IT’S Stern Hu Mark II. Another Australian entrepreneur has been jailed without charge in China. The alleged crime, according to John Garnaut, the Herald’s correspondent in Beijing, is “misappropriation of company assets”.
Garnaut’s sources say the arrest is a “business tactic”. The entrepreneur Matthew Ng was selling his travel business to the Swiss company Kuoni, they say, spurning a bunch of rival operators in Guangzhou who wanted to pick up the business on the cheap.
In China, there is no divide between business and politics; they are one and the same. There are not Three Estates, only One. There is no Westminster legal system, no presumption of innocence, only power. And right now, politicians of both flavours in Canberra will be wringing their hands, praying for another big news story to break.
We can’t be anti-China, that’s bad for business. And we can’t look feeble as our citizens are peremptorily hauled off to prison with no charge and with no transparent process; indeed no process at all. That’s bad for votes.
Denouncing human rights abuses in China is not de rigueur, especially when the Australian economy is a proxy for China and our prosperity hangs, to a large extent, on the economic growth of the Middle Kingdom. Exports to China have risen from just over $10 billion to almost $50 billion in only five years. This is one big client.
A few points about the Ng case. One, his arrest appears to have been a provincial matter. Not every deal is cut in Beijing these days. The incidence of local coercion and corruption, and the nature of the political process, varies from province to province.
Two, Ng’s innocence, or otherwise, may never be known. Although Chinese authorities demand that foreigners respect the integrity of their legal system, this is a system with neither transparency nor credibility.
Three, doing business in the Chinese market is an entirely different proposition to selling raw materials into the Chinese market. The evidence of riches from China is all about – the bulk of it struck by the likes of Rio, BHP and Fortescue, the exporters. Doing business in China – and getting your money out (as Ng was presumably doing by selling to the Swiss) is a far cry from selling raw materials and banking a cheque.
Once again, the regime made noises two months ago about liberalising the market for
foreign companies, relaxing the red tape.

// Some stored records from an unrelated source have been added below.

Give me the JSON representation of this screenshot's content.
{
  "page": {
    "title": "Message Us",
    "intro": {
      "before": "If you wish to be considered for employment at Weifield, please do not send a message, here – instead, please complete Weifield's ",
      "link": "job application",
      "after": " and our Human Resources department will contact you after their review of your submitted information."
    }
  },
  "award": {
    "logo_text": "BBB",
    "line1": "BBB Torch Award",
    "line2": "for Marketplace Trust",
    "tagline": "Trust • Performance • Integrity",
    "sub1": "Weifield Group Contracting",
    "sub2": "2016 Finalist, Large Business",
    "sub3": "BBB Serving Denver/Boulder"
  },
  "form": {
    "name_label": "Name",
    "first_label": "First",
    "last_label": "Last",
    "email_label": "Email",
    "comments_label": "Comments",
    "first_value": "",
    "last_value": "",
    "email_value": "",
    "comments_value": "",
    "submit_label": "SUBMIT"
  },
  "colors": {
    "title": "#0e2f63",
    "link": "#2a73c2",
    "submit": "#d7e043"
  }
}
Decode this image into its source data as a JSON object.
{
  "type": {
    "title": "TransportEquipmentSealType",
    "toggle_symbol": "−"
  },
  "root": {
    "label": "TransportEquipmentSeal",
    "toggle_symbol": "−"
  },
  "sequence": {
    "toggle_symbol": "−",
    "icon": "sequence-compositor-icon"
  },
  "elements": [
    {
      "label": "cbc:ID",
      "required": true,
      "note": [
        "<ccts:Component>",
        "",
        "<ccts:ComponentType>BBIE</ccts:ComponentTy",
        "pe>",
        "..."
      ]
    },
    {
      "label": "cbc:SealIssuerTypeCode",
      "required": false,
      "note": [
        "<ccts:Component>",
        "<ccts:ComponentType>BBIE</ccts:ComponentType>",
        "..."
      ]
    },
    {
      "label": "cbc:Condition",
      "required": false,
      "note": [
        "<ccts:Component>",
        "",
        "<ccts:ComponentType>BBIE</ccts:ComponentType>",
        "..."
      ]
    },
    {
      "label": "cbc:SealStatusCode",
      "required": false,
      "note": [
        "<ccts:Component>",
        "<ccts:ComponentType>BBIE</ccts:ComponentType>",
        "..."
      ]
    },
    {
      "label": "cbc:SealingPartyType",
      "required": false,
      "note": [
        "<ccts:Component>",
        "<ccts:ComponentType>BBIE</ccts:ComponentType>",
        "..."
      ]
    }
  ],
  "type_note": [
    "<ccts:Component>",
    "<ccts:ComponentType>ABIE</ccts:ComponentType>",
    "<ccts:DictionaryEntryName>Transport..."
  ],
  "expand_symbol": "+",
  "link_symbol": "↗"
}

Many operators there say the restrictions, in practical terms, are getting tighter.
And if arrests and detention continue, it will only bolster the protectionist case here in Australia against Chinese investment, and arguably rightly so. Why should China be allowed to acquire Australian mines and land when the same rules are not accorded foreigners in China?
Frankly – given China is a military dictatorship packed with 1.34 billion people – it is remarkable that more abuses don’t arise.
Meanwhile, in Australia, while government shrinks from its duty to protect its citizens abroad – such was the fiasco which passed for justice in the Hu case – citizens will continue to express their anger in the media.
Expect more tabloid outrage about selling the farm and provocative language about “looming global food shortages”, even though the “land grab” by China is relatively tiny. Expect more opposition to Foreign Investment Review Board approvals on mining projects and takeovers.
Presently, less than 1 per cent of FIRB applications for foreign investment are rejected.
“Better late than never”, we submit, is the new creed of the corporate regulator, a realistic principle to which to aspire.
At the top of the market in late 2007 two funds managers were chatting about some of the more colourful float presentations they had seen. Being the top of the market, there were many colourful proposals. One funds manager confided to the other that when Storm Financial’s two principals, Manny and Julie Cassimatis, came to his office to present their $500 million float, he was taken aback because they had an argument, mid-presentation.
The other funds manager joked about the mooted Storm float and how it would “blow up” a lot of people. He was not wrong.
The next year was to be Storm’s last, even though Manny and a gaggle of true believers continue to blame the banks for shutting them down.
Some, sadly and as if they were the final disciples of a doomsday cult, still cling to the belief that that $4 million share portfolio they held – on a loan to valuation ratio of 80 per cent at the peak of the market – somehow belonged to them in perpetuity.
Although it was once sanctioned by the Financial Planners Association and the Australian Securities and Investments Commission, and although once fuelled by borrowings from banks that knew better but did nothing to stop it, the Storm financial model was always preposterous.
No one ought to be advised to put up their family home as collateral for a sharemarket play, particularly retail punters who know little about the sharemarket and are leveraged to 85 per cent.
Thanks to pressure from the plaintiff lawyers Slater & Gordon and their deal with the Commonwealth Bank, many “Stormers” are still in their homes. Finally, ASIC has stepped in to force a settlement from the recalcitrant lenders Bank of Queensland and Macquarie. That’s on a “no transaction” basis. That is, you don’t get your $4 million share portfolio back but you have a chance of starting from scratch.